If I believe in first set we got '4' first and then '3' nd. And in second set they got '3' first and then '4'... in that sense both sets has to be different so different sample space.But in that case, for sampling without replacement also they should have considered {4,3} and {3,4} both...like for first sample they got '4' first and then '3' and for the second sample they got '3' first and then '4'.
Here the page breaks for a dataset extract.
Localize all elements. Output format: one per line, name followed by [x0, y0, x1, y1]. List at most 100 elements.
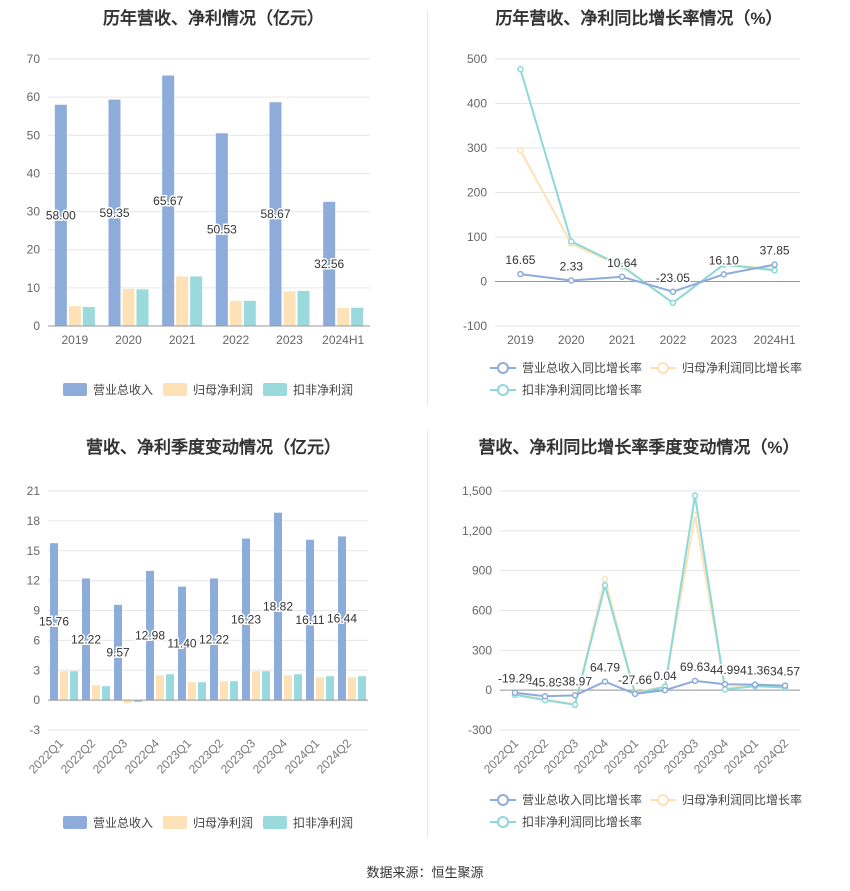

Please clear my this doubt...
May be I am wrong with my definitions of with and without replacement... for me with replacement means after selecting one element for the sample you have put it again in the population set to choose the other, so there is chance of getting the same element again...so repetition is allowed in samples...But this is not the case with without replacement
thanks in advance...
I dont know why I am not getting answer, may be I used some pic instead of writing... so I written the question myself and reposting
With replacement, we can draw not only $(3,4)$ and $(4,3)$, but also $(3,3)$ and $(4,4)$. Since each of these four events has the same probability, drawing the set $\{3,4\}$ has twice the probability as the set $\{3,3\}$ (which, as a set, has only one element, but we are interested in the order independence). Since it is easier to handle the four equally probable events rather than three events with different probabilities, we count $(3,4)$ and $(4,3)$ separately.
Without replacement, we only draw $(a,b)$ for $a\ne b$; we don't have $(a,a)$. Thus, we can count $(a,b)$ and $(b,a)$ as $\{a,b\}$, without having to worry about $(a,a)$ having half the probability; we just divide the sample size in half.